Es erscheint bereits fraglich, ob mit dem Vorbringen im Beschwerdeverfahren dem Darlegungserfordernis des § 146 Abs. 4 Satz 3 VwGO entsprochen wurde. Eine ausreichende Auseinandersetzung mit den Gründen der angefochtenen Entscheidung verlangt, dass der Beschwerdeführer unter Aufgreifen dieser Gründe aufzeigt, weshalb die Entscheidung aus seiner Sicht überprüfungsbedürftig ist (vgl. BayVGH, B.v. 14.6.2016 – 10 CS 16.638 – juris Rn. 5 m.w.N.). Der Antragsteller begnügt sich mit der Feststellung, dass er ein Aufenthaltsrecht in Italien nachgewiesen habe und die Verlängerung seiner Aufenthaltserlaubnis sichergestellt sei, ohne auf die Begründung des ablehnenden Beschlusses des Verwaltungsgerichts näher einzugehen.

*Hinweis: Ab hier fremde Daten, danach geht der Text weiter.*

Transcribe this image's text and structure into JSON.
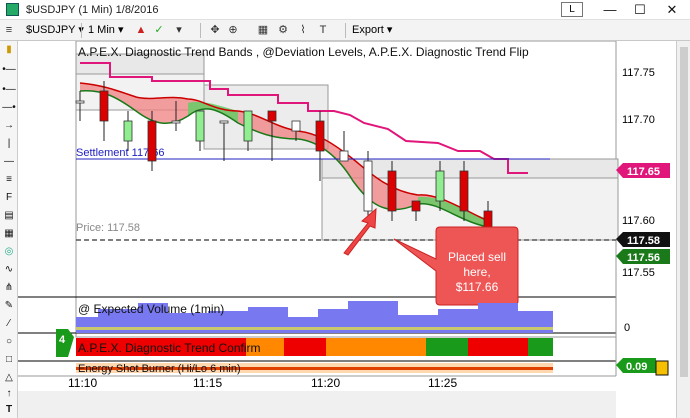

Selbst wenn man von einer Erfüllung der Darlegungsanforderungen ausgeht, reichen die dargelegten Umstände nicht aus, die Rechtswidrigkeit der Abschiebungsanordnung nach Algerien oder ein Überwiegen des Suspensivinteresses des Antragstellers zu begründen.
Der Antragsteller ist mit seiner Beschwerdebegründung der Annahme des Verwaltungsgerichts, es bestehe eine vollziehbare Ausreisepflicht (§ 50 Abs. 1, § 58 Abs. 2 Satz 1 Nr. 1 AufenthG) und es liege der begründete Verdacht vor, der Antragsteller wolle sich der Abschiebung nach Algerien entziehen (§ 59 Abs. 1 Satz 2 Nr. 1 AufenthG), nicht substantiiert entgegen getreten.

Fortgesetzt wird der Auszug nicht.